The FOMO hit me so hard that I once tried to go kayaking with friends in Malibu. They’d convinced me that all I needed was a life vest and I’d be safe if I fell into the ocean. Not long after we’d pushed off the shore, a huge wave towered over us. I’d never been more scared of the water than at that moment – knowing I’d be emptied out of my kayak and that we were deep enough into the ocean that my feet couldn’t touch the ground.
I didn’t just survive that incident. I came out of the water that day determined to not be crippled by my fears anymore. Here’s how I achieved that goal.
Face your fears head-on
In order to understand a fear you wish to overcome, you first must expose yourself to it. I put off swimming lessons for so long. I was always too busy – working or traveling or some other excuse I’d make up as to why I couldn’t do it. These truly are just all excuses. I’ve found that I’m never ever too busy to do things I actually want to do – and neither are you. Extra motivation can come from finding a friend to face it with you, or consulting a professional. In my case, I found a certified swimming instructor that worked with me at my pace.
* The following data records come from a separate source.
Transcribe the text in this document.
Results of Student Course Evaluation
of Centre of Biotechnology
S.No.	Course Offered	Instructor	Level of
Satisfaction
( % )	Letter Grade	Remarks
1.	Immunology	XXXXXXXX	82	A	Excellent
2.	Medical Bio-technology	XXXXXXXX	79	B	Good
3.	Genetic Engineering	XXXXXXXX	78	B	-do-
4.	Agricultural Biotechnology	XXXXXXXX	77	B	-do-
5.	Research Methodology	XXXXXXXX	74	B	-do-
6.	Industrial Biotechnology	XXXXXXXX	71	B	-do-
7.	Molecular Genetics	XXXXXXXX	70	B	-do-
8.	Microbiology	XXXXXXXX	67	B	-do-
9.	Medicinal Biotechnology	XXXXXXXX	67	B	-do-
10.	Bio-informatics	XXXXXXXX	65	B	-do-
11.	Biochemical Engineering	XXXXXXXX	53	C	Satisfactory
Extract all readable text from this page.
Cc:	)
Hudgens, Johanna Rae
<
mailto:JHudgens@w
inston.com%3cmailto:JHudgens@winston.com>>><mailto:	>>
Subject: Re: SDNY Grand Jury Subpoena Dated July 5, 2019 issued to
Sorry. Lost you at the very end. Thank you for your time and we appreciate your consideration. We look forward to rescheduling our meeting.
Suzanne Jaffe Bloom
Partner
Make a mental “5 Why’s” diagram
I like to think of my fears as being 3 dimensional – they aren’t flat and they have some depth to them. I use the 5 Why’s technique to peek beneath the surface of my fears and potentially get to the root cause. I truly used to believe that I was afraid of the water itself until I began taking swimming lessons. We’d been doing breathing exercises for some time, and my instructor decided that it was time to teach us how to float. This is where there fear kicked in! I began to ask myself why I was so scared. Here’s what that process looked like:
Why don’t I want to float as instructed? Because I’m afraid of the water.
Why? Because I could drown.
Why? Because anything can happen to me when I’m in water.
Why? Because the water is more powerful than I am.
Why? Because I can’t control it.
I learned from this analysis that my true fear wasn’t of the water itself – but of the lack of control I had when submerged. This was a huge deal for me! If I were to have stopped my analysis at the first why, I would have been completely paralyzed. There’s no way to conquer something so abstract as “I’m afraid of the water”. Understanding that a deeper fear was not knowing how to manipulate the water around me gave me my first actionable step: learn techniques that make me feel like I have more control when I’m in water.
Do NOT give up – ever!
If there’s one thing I can guarantee, it’s that you will want to give up. Facing your fears is difficult – it will not be a walk in the park. As you continue to brave down this path and dig deeper, you might discover deeper or even scarier fears at the root of your surface level fear. I can’t tell you how many times I wanted to quit swimming lessons. It was difficult, I cried, and at times I even felt like a loser for being so scared of something “everyone else” knew how to do. I never gave up, and I’m the better for it.